Audrey Michaud-Dubuy reçoit le prix CCR Cat Nat 2020 pour sa thèse intitulée : Dynamique des éruptions pliniennes : réévaluation de l’aléa volcanique en Martinique.

 

Le prix CCR Cat Nat récompense une thèse de doctorat consacrée à la connaissance des catastrophes naturelles et son application aux métiers de l’assurance et la prévention des risques.

 

© Audrey Michaud-Dubuy

 

Résumé de sa thèse :

Les panaches volcaniques produits par les éruptions explosives représentent un aléa majeur dans les zones à proximité de volcans. Les modèles physiques développés ces quarante dernières années ont eu pour but de mieux comprendre ces éruptions et de quantifier les aléas associés. Les tests de robustesse de ces modèles prédictifs doivent reposer sur des données de terrain précises et détaillées sur les éruptions passées des volcans actifs. Nous proposons dans cette thèse de revisiter l’histoire éruptive plinienne de la montagne Pelée en Martinique (Petites Antilles) sur les vingt-quatre derniers milliers d’années. Nos résultats combinant travaux de terrain et datations au carbone 14 nous permettent d’établir une nouvelle chronologie des éruptions passées en accord avec les observations réalisées sur un carottage des fonds sous-marins. Nous reconstruisons par la suite l’évolution dynamique des éruptions nouvellement découvertes de Bellefontaine (13 516 ans cal A.P.), Balisier (14 072 cal A.P.), Carbet (18 711 cal A.P.) et Étoile (21 450 cal A.P.) dont le grand intérêt réside dans leur axe de dispersion vers le sud, inhabituel et englobant des zones considérées comme sécurisées sur les cartes d’aléa actuelles. Les fortes similitudes observées entre toutes les éruptions pliniennes documentées de la montagne Pelée permettent de dresser un portrait du scénario éruptif le plus susceptible de se produire dans le futur.

 

Ce scénario pouvant inclure un effondrement de la colonne éruptive et la production de coulées de densité pyroclastiques, nous modifions un modèle physique 1D de panache volcanique afin d’en améliorer les prédictions.
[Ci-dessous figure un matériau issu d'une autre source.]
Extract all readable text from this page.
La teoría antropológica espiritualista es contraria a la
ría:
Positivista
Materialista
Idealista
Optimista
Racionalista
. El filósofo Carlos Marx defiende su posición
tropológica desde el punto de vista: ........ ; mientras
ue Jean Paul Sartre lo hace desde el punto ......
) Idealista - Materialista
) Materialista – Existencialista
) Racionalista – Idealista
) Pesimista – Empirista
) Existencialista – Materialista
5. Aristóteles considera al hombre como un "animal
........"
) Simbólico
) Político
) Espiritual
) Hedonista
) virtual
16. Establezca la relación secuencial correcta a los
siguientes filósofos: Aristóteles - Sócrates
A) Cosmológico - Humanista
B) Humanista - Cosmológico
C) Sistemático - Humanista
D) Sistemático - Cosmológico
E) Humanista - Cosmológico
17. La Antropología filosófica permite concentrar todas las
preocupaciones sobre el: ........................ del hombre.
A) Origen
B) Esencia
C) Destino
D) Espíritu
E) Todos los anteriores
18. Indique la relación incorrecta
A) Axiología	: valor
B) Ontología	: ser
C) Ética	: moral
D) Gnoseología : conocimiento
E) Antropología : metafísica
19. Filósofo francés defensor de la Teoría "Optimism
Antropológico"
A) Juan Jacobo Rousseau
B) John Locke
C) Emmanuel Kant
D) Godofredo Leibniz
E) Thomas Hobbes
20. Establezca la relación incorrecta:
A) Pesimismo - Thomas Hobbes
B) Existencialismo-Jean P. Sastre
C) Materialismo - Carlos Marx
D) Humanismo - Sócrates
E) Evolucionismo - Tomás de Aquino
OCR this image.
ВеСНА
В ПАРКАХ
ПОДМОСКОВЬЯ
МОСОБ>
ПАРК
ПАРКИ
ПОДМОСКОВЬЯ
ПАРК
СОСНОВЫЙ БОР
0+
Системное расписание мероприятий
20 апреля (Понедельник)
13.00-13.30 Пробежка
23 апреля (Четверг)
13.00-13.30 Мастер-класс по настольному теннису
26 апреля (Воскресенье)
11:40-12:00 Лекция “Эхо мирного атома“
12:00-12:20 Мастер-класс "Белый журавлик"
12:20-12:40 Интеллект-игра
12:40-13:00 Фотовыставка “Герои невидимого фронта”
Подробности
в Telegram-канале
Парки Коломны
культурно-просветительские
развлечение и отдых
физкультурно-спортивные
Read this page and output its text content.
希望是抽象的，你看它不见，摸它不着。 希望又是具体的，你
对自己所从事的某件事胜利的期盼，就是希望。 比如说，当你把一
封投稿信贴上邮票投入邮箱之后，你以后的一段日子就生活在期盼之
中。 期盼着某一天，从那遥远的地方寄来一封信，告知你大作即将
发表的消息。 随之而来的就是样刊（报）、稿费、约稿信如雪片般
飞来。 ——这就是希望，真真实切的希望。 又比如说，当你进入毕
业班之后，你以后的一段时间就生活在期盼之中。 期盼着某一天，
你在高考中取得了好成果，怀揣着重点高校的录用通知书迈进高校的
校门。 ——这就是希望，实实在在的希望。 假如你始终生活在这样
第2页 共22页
Nous étudions dans un premier temps l’impact de la distribution de taille des fragments volcaniques sur la transition d’une colonne plinienne stable à une fontaine en effondrement. L’effet du vent est ensuite pris en compte grâce à des expériences en laboratoire inédites permettant de simuler des jets turbulents se formant dans un environnement soumis au vent. Nous proposons ainsi un nouveau modèle théorique validé par les expériences qui remet en cohérence les données de plusieurs éruptions pliniennes historiques majeures. Nous étudions ensuite la dispersion des cendres volcaniques lors des éruptions de Bellefontaine et Balisier à l’aide d’un modèle physique 2D pour comprendre l’origine de leur direction préférentielle vers le sud, et donc vers Fort-de-France, chef-lieu de la Martinique. Nos résultats permettent d’identifier des contextes atmosphériques particuliers durant lesquels le trajet du “jet-stream” subtropical est modifié, produisant alors des vents venant du nord sur la Martinique et pouvant disperser des cendres volcaniques sur les zones les plus peuplées. Cette approche intégrée, mêlant études de terrain, simulations numériques et expériences en laboratoire, nous permet alors de dresser une nouvelle carte d’aléa volcanique pour la Martinique considérant pour la première fois les éruptions pliniennes passées de la montagne Pelée depuis 24 000 ans, ainsi que la variabilité mensuelle des vents atmosphériques.